Amedi also serves as clinic coordinator for the Clarkston Community Health Center (CCHC), vice president of his class and president of the Cardiothoracic Surgery Interest Group.

“One of the primary reasons I wanted to come to Emory was because of the involvement with Clarkston, which is where I was raised, and the vast patient population that Emory treats,” Amedi says.

Amedi’s friends and family had gone to the CCHC — a nonprofit organization that serves as a medical home to uninsured individuals in and around Clarkston, a major refugee resettlement area — throughout his life.

“Being able to work there felt like an honor, to be able to give back to my community,” says Amedi, who oversees the schedules of providers to ensure adequate coverage, manages results follow-up and works with the pharmacy for prescription coverage at CCHC.

But the communities Amedi aims to serve stretch far beyond Georgia’s borders.

One of his favorite experiences while at Emory was traveling to the Yantalo Clinic in Peru to provide pediatric surgical care. Amedi went with Children’s Healthcare of Atlanta, one of multiple institutions that partner with the Yantalo Clinic. The group worked with local physicians to determine the best course of treatment for patients, and this was the first trip that had been organized since COVID-19.

“We provided surgeries free of charge to pediatric patients who couldn’t get them for various reasons like access to care, cost or other socioeconomic barriers,” says Amedi.


Sunny skies ahead

Amedi says he never expected to receive this award.
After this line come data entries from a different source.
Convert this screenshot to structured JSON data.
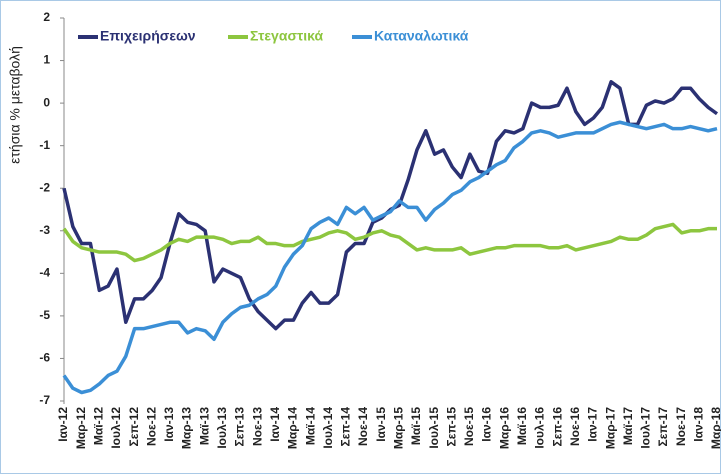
{
  "chart_data": {
    "type": "line",
    "y_label": "ετήσια % μεταβολή",
    "categories": [
      "Ιαν-12",
      null,
      "Μαρ-12",
      null,
      "Μαϊ-12",
      null,
      "Ιουλ-12",
      null,
      "Σεπ-12",
      null,
      "Νοε-12",
      null,
      "Ιαν-13",
      null,
      "Μαρ-13",
      null,
      "Μαϊ-13",
      null,
      "Ιουλ-13",
      null,
      "Σεπ-13",
      null,
      "Νοε-13",
      null,
      "Ιαν-14",
      null,
      "Μαρ-14",
      null,
      "Μαϊ-14",
      null,
      "Ιουλ-14",
      null,
      "Σεπ-14",
      null,
      "Νοε-14",
      null,
      "Ιαν-15",
      null,
      "Μαρ-15",
      null,
      "Μαϊ-15",
      null,
      "Ιουλ-15",
      null,
      "Σεπ-15",
      null,
      "Νοε-15",
      null,
      "Ιαν-16",
      null,
      "Μαρ-16",
      null,
      "Μαϊ-16",
      null,
      "Ιουλ-16",
      null,
      "Σεπ-16",
      null,
      "Νοε-16",
      null,
      "Ιαν-17",
      null,
      "Μαρ-17",
      null,
      "Μαϊ-17",
      null,
      "Ιουλ-17",
      null,
      "Σεπ-17",
      null,
      "Νοε-17",
      null,
      "Ιαν-18",
      null,
      "Μαρ-18"
    ],
    "series": [
      {
        "name": "Επιχειρήσεων",
        "color": "#2b3173",
        "values": [
          -2.0,
          -2.9,
          -3.3,
          -3.3,
          -4.4,
          -4.3,
          -3.9,
          -5.15,
          -4.6,
          -4.6,
          -4.4,
          -4.1,
          -3.3,
          -2.6,
          -2.8,
          -2.85,
          -3.0,
          -4.2,
          -3.9,
          -4.0,
          -4.1,
          -4.6,
          -4.9,
          -5.1,
          -5.3,
          -5.1,
          -5.1,
          -4.7,
          -4.45,
          -4.7,
          -4.7,
          -4.5,
          -3.5,
          -3.3,
          -3.3,
          -2.8,
          -2.7,
          -2.5,
          -2.4,
          -1.8,
          -1.1,
          -0.65,
          -1.2,
          -1.1,
          -1.5,
          -1.75,
          -1.2,
          -1.6,
          -1.65,
          -0.9,
          -0.65,
          -0.7,
          -0.6,
          0.0,
          -0.1,
          -0.1,
          -0.05,
          0.35,
          -0.2,
          -0.5,
          -0.35,
          -0.1,
          0.5,
          0.35,
          -0.5,
          -0.5,
          -0.05,
          0.05,
          0.0,
          0.1,
          0.35,
          0.35,
          0.1,
          -0.1,
          -0.25
        ]
      },
      {
        "name": "Στεγαστικά",
        "color": "#8dc63f",
        "values": [
          -2.95,
          -3.25,
          -3.4,
          -3.45,
          -3.5,
          -3.5,
          -3.5,
          -3.55,
          -3.7,
          -3.65,
          -3.55,
          -3.45,
          -3.3,
          -3.2,
          -3.25,
          -3.15,
          -3.15,
          -3.15,
          -3.2,
          -3.3,
          -3.25,
          -3.25,
          -3.15,
          -3.3,
          -3.3,
          -3.35,
          -3.35,
          -3.25,
          -3.2,
          -3.15,
          -3.05,
          -3.0,
          -3.05,
          -3.2,
          -3.15,
          -3.05,
          -3.0,
          -3.1,
          -3.15,
          -3.3,
          -3.45,
          -3.4,
          -3.45,
          -3.45,
          -3.45,
          -3.4,
          -3.55,
          -3.5,
          -3.45,
          -3.4,
          -3.4,
          -3.35,
          -3.35,
          -3.35,
          -3.35,
          -3.4,
          -3.4,
          -3.35,
          -3.45,
          -3.4,
          -3.35,
          -3.3,
          -3.25,
          -3.15,
          -3.2,
          -3.2,
          -3.1,
          -2.95,
          -2.9,
          -2.85,
          -3.05,
          -3.0,
          -3.0,
          -2.95,
          -2.95
        ]
      },
      {
        "name": "Καταναλωτικά",
        "color": "#3b8fd6",
        "values": [
          -6.4,
          -6.7,
          -6.8,
          -6.75,
          -6.6,
          -6.4,
          -6.3,
          -5.95,
          -5.3,
          -5.3,
          -5.25,
          -5.2,
          -5.15,
          -5.15,
          -5.4,
          -5.3,
          -5.35,
          -5.55,
          -5.15,
          -4.95,
          -4.8,
          -4.75,
          -4.6,
          -4.5,
          -4.3,
          -3.85,
          -3.55,
          -3.35,
          -2.95,
          -2.8,
          -2.7,
          -2.85,
          -2.45,
          -2.6,
          -2.45,
          -2.75,
          -2.65,
          -2.55,
          -2.3,
          -2.45,
          -2.45,
          -2.75,
          -2.5,
          -2.35,
          -2.15,
          -2.05,
          -1.85,
          -1.75,
          -1.6,
          -1.45,
          -1.35,
          -1.05,
          -0.9,
          -0.7,
          -0.65,
          -0.7,
          -0.8,
          -0.75,
          -0.7,
          -0.7,
          -0.7,
          -0.6,
          -0.5,
          -0.45,
          -0.5,
          -0.55,
          -0.6,
          -0.55,
          -0.5,
          -0.6,
          -0.6,
          -0.55,
          -0.6,
          -0.65,
          -0.6
        ]
      }
    ],
    "ylim": [
      -7,
      2
    ],
    "yticks": [
      -7,
      -6,
      -5,
      -4,
      -3,
      -2,
      -1,
      0,
      1,
      2
    ],
    "legend": "upper left"
  }
}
“I actually thought I was in trouble,” he says. “I got an email saying to please meet in this room in the student center and I almost reported it as spam. When I eventually got there, they started talking about this award and I thought maybe they wanted my help to break it to a close friend. I was very shocked.
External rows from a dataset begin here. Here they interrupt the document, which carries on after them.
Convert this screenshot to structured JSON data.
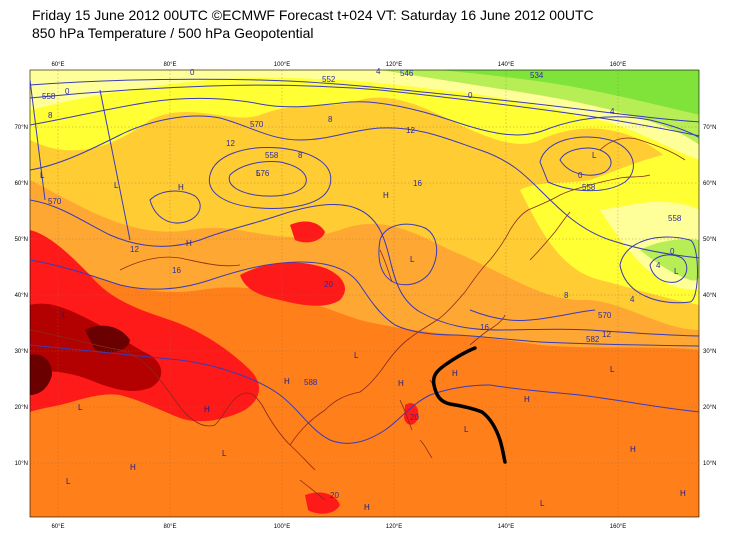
{
  "header": {
    "line1": "Friday 15 June 2012 00UTC ©ECMWF Forecast t+024 VT: Saturday 16 June 2012 00UTC",
    "line2": "850 hPa Temperature / 500 hPa Geopotential"
  },
  "map": {
    "lon_ticks": [
      "60°E",
      "80°E",
      "100°E",
      "120°E",
      "140°E",
      "160°E"
    ],
    "lat_ticks": [
      "70°N",
      "60°N",
      "50°N",
      "40°N",
      "30°N",
      "20°N",
      "10°N"
    ],
    "contour_labels": [
      {
        "id": "c1",
        "text": "0"
      },
      {
        "id": "c2",
        "text": "552"
      },
      {
        "id": "c3",
        "text": "4"
      },
      {
        "id": "c4",
        "text": "546"
      },
      {
        "id": "c5",
        "text": "534"
      },
      {
        "id": "c6",
        "text": "0"
      },
      {
        "id": "c7",
        "text": "558"
      },
      {
        "id": "c8",
        "text": "0"
      },
      {
        "id": "c9",
        "text": "4"
      },
      {
        "id": "c10",
        "text": "8"
      },
      {
        "id": "c11",
        "text": "570"
      },
      {
        "id": "c12",
        "text": "8"
      },
      {
        "id": "c13",
        "text": "12"
      },
      {
        "id": "c14",
        "text": "12"
      },
      {
        "id": "c15",
        "text": "558"
      },
      {
        "id": "c16",
        "text": "8"
      },
      {
        "id": "c17",
        "text": "16"
      },
      {
        "id": "c18",
        "text": "576"
      },
      {
        "id": "c19",
        "text": "570"
      },
      {
        "id": "c20",
        "text": "12"
      },
      {
        "id": "c21",
        "text": "16"
      },
      {
        "id": "c22",
        "text": "20"
      },
      {
        "id": "c23",
        "text": "0"
      },
      {
        "id": "c24",
        "text": "558"
      },
      {
        "id": "c25",
        "text": "558"
      },
      {
        "id": "c26",
        "text": "0"
      },
      {
        "id": "c27",
        "text": "4"
      },
      {
        "id": "c28",
        "text": "8"
      },
      {
        "id": "c29",
        "text": "570"
      },
      {
        "id": "c30",
        "text": "4"
      },
      {
        "id": "c31",
        "text": "582"
      },
      {
        "id": "c32",
        "text": "12"
      },
      {
        "id": "c33",
        "text": "16"
      },
      {
        "id": "c34",
        "text": "588"
      },
      {
        "id": "c35",
        "text": "20"
      },
      {
        "id": "c36",
        "text": "20"
      }
    ],
    "pressure_centers": [
      {
        "id": "p1",
        "text": "L"
      },
      {
        "id": "p2",
        "text": "L"
      },
      {
        "id": "p3",
        "text": "H"
      },
      {
        "id": "p4",
        "text": "L"
      },
      {
        "id": "p5",
        "text": "H"
      },
      {
        "id": "p6",
        "text": "L"
      },
      {
        "id": "p7",
        "text": "L"
      },
      {
        "id": "p8",
        "text": "H"
      },
      {
        "id": "p9",
        "text": "L"
      },
      {
        "id": "p10",
        "text": "L"
      },
      {
        "id": "p11",
        "text": "H"
      },
      {
        "id": "p12",
        "text": "L"
      },
      {
        "id": "p13",
        "text": "H"
      },
      {
        "id": "p14",
        "text": "H"
      },
      {
        "id": "p15",
        "text": "L"
      },
      {
        "id": "p16",
        "text": "H"
      },
      {
        "id": "p17",
        "text": "L"
      },
      {
        "id": "p18",
        "text": "H"
      },
      {
        "id": "p19",
        "text": "L"
      },
      {
        "id": "p20",
        "text": "L"
      },
      {
        "id": "p21",
        "text": "H"
      },
      {
        "id": "p22",
        "text": "H"
      },
      {
        "id": "p23",
        "text": "L"
      },
      {
        "id": "p24",
        "text": "H"
      },
      {
        "id": "p25",
        "text": "L"
      },
      {
        "id": "p26",
        "text": "H"
      }
    ],
    "colors": {
      "green": "#7fe33a",
      "light_green": "#b8ee55",
      "pale_yellow": "#ffff99",
      "yellow": "#ffff33",
      "light_orange": "#ffcc33",
      "orange_mid": "#ffa733",
      "orange": "#ff7f1a",
      "red": "#ff1a1a",
      "dark_red": "#b30000",
      "maroon": "#6b0000",
      "contour": "#2a2aa8",
      "coast": "#8a2a1a",
      "track": "#000000"
    }
  }
}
“There are so many amazing medical students and deserving graduates at Emory who have also done incredible things,” Amedi says. “I was very happy, but I was very shocked.”

He’s looking forward to soaking up the sunshine while in L.A., but also wants to become the best surgeon he can be.
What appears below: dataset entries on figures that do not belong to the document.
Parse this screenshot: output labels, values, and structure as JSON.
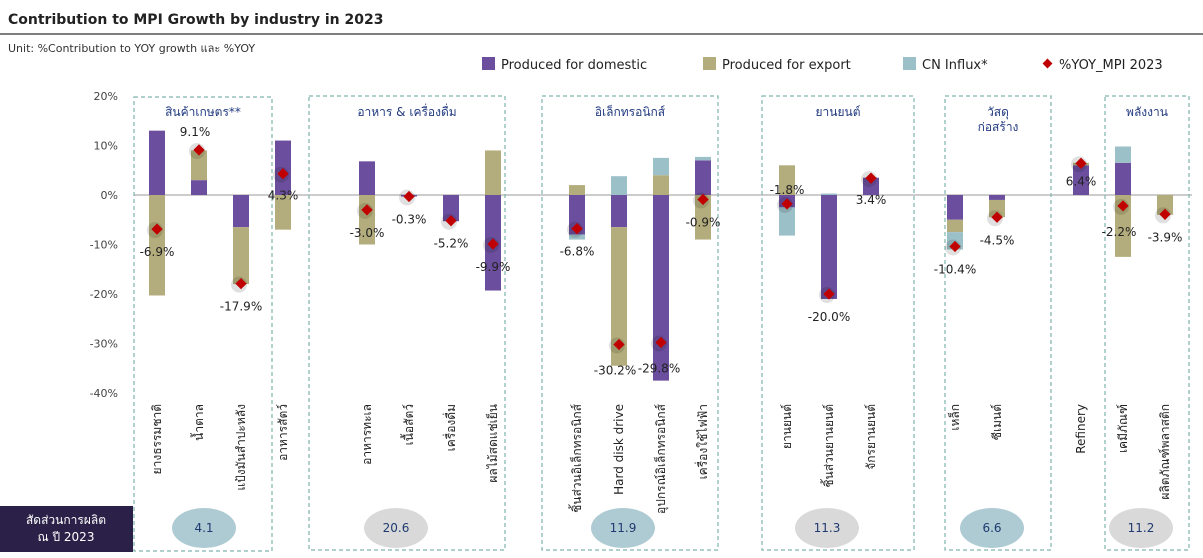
{
  "chart_data": {
    "type": "bar",
    "stacked": true,
    "title": "Contribution  to MPI Growth by industry in 2023",
    "subtitle": "Unit: %Contribution to YOY growth และ %YOY",
    "ylim": [
      -40,
      20
    ],
    "yticks": [
      "20%",
      "10%",
      "0%",
      "-10%",
      "-20%",
      "-30%",
      "-40%"
    ],
    "ytick_values": [
      20,
      10,
      0,
      -10,
      -20,
      -30,
      -40
    ],
    "legend_position": "top-right",
    "series": [
      {
        "name": "Produced for domestic",
        "color": "#6b4f9e"
      },
      {
        "name": "Produced for export",
        "color": "#b3ac7c"
      },
      {
        "name": "CN   Influx*",
        "color": "#9cc0c7"
      },
      {
        "name": "%YOY_MPI 2023",
        "color": "#c00000"
      }
    ],
    "groups": [
      {
        "name": "สินค้าเกษตร**",
        "share": "4.1",
        "share_color": "#aecbd3",
        "categories": [
          {
            "name": "ยางธรรมชาติ",
            "domestic": 13,
            "export": -20.3,
            "cn": 0,
            "yoy": -6.9,
            "label": "-6.9%"
          },
          {
            "name": "น้ำตาล",
            "domestic": 3,
            "export": 6,
            "cn": 0,
            "yoy": 9.1,
            "label": "9.1%"
          },
          {
            "name": "แป้งมันสำปะหลัง",
            "domestic": -6.5,
            "export": -11.5,
            "cn": 0,
            "yoy": -17.9,
            "label": "-17.9%"
          }
        ]
      },
      {
        "name": "",
        "share": "",
        "share_color": "",
        "categories": [
          {
            "name": "อาหารสัตว์",
            "domestic": 11,
            "export": -7,
            "cn": 0,
            "yoy": 4.3,
            "label": "4.3%"
          }
        ]
      },
      {
        "name": "อาหาร & เครื่องดื่ม",
        "share": "20.6",
        "share_color": "#d9d9d9",
        "categories": [
          {
            "name": "อาหารทะเล",
            "domestic": 6.8,
            "export": -10,
            "cn": 0,
            "yoy": -3.0,
            "label": "-3.0%"
          },
          {
            "name": "เนื้อสัตว์",
            "domestic": -0.3,
            "export": 0,
            "cn": 0,
            "yoy": -0.3,
            "label": "-0.3%"
          },
          {
            "name": "เครื่องดื่ม",
            "domestic": -5.3,
            "export": 0,
            "cn": 0,
            "yoy": -5.2,
            "label": "-5.2%"
          },
          {
            "name": "ผลไม้สดแช่เย็น",
            "domestic": -19.3,
            "export": 9,
            "cn": 0,
            "yoy": -9.9,
            "label": "-9.9%"
          }
        ]
      },
      {
        "name": "อิเล็กทรอนิกส์",
        "share": "11.9",
        "share_color": "#aecbd3",
        "categories": [
          {
            "name": "ชิ้นส่วนอิเล็กทรอนิกส์",
            "domestic": -8,
            "export": 2,
            "cn": -1,
            "yoy": -6.8,
            "label": "-6.8%"
          },
          {
            "name": "Hard disk drive",
            "domestic": -6.5,
            "export": -28,
            "cn": 3.8,
            "yoy": -30.2,
            "label": "-30.2%"
          },
          {
            "name": "อุปกรณ์อิเล็กทรอนิกส์",
            "domestic": -37.5,
            "export": 4,
            "cn": 3.5,
            "yoy": -29.8,
            "label": "-29.8%"
          },
          {
            "name": "เครื่องใช้ไฟฟ้า",
            "domestic": 7,
            "export": -9,
            "cn": 0.7,
            "yoy": -0.9,
            "label": "-0.9%"
          }
        ]
      },
      {
        "name": "ยานยนต์",
        "share": "11.3",
        "share_color": "#d9d9d9",
        "categories": [
          {
            "name": "ยานยนต์",
            "domestic": -2.5,
            "export": 6,
            "cn": -5.7,
            "yoy": -1.8,
            "label": "-1.8%"
          },
          {
            "name": "ชิ้นส่วนยานยนต์",
            "domestic": -21,
            "export": 0,
            "cn": 0.3,
            "yoy": -20.0,
            "label": "-20.0%"
          },
          {
            "name": "จักรยานยนต์",
            "domestic": 3.5,
            "export": 0,
            "cn": 0,
            "yoy": 3.4,
            "label": "3.4%"
          }
        ]
      },
      {
        "name": "วัสดุก่อสร้าง",
        "share": "6.6",
        "share_color": "#aecbd3",
        "categories": [
          {
            "name": "เหล็ก",
            "domestic": -5,
            "export": -2.5,
            "cn": -3.5,
            "yoy": -10.4,
            "label": "-10.4%"
          },
          {
            "name": "ซีเมนต์",
            "domestic": -1,
            "export": -3.5,
            "cn": 0,
            "yoy": -4.5,
            "label": "-4.5%"
          }
        ]
      },
      {
        "name": "พลังงาน",
        "share": "11.2",
        "share_color": "#d9d9d9",
        "categories": [
          {
            "name": "Refinery",
            "domestic": 6,
            "export": 0.5,
            "cn": 0,
            "yoy": 6.4,
            "label": "6.4%"
          },
          {
            "name": "เคมีภัณฑ์",
            "domestic": 6.5,
            "export": -12.5,
            "cn": 3.3,
            "yoy": -2.2,
            "label": "-2.2%"
          },
          {
            "name": "ผลิตภัณฑ์พลาสติก",
            "domestic": 0,
            "export": -4,
            "cn": 0,
            "yoy": -3.9,
            "label": "-3.9%"
          }
        ]
      }
    ],
    "share_label": [
      "สัดส่วนการผลิต",
      "ณ ปี 2023"
    ],
    "share_label_bg": "#2b2148"
  }
}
“I’m interested in global surgery and want to help organize trips like the one I went on. I hope to stay involved in research to improve current guidelines and hope to pursue a cardiac fellowship after residency … but that’s five to seven years away,” he laughs.

“All the people here at Emory have played a fundamental role, from the surgery department — which organized an intern bootcamp elective course, held mock interviews and supported me through everything — to the mentors and faculty here who always had an open door,” he says.

“I never thought I could become a doctor, and a few months from now I’m going to be starting a surgical residency.”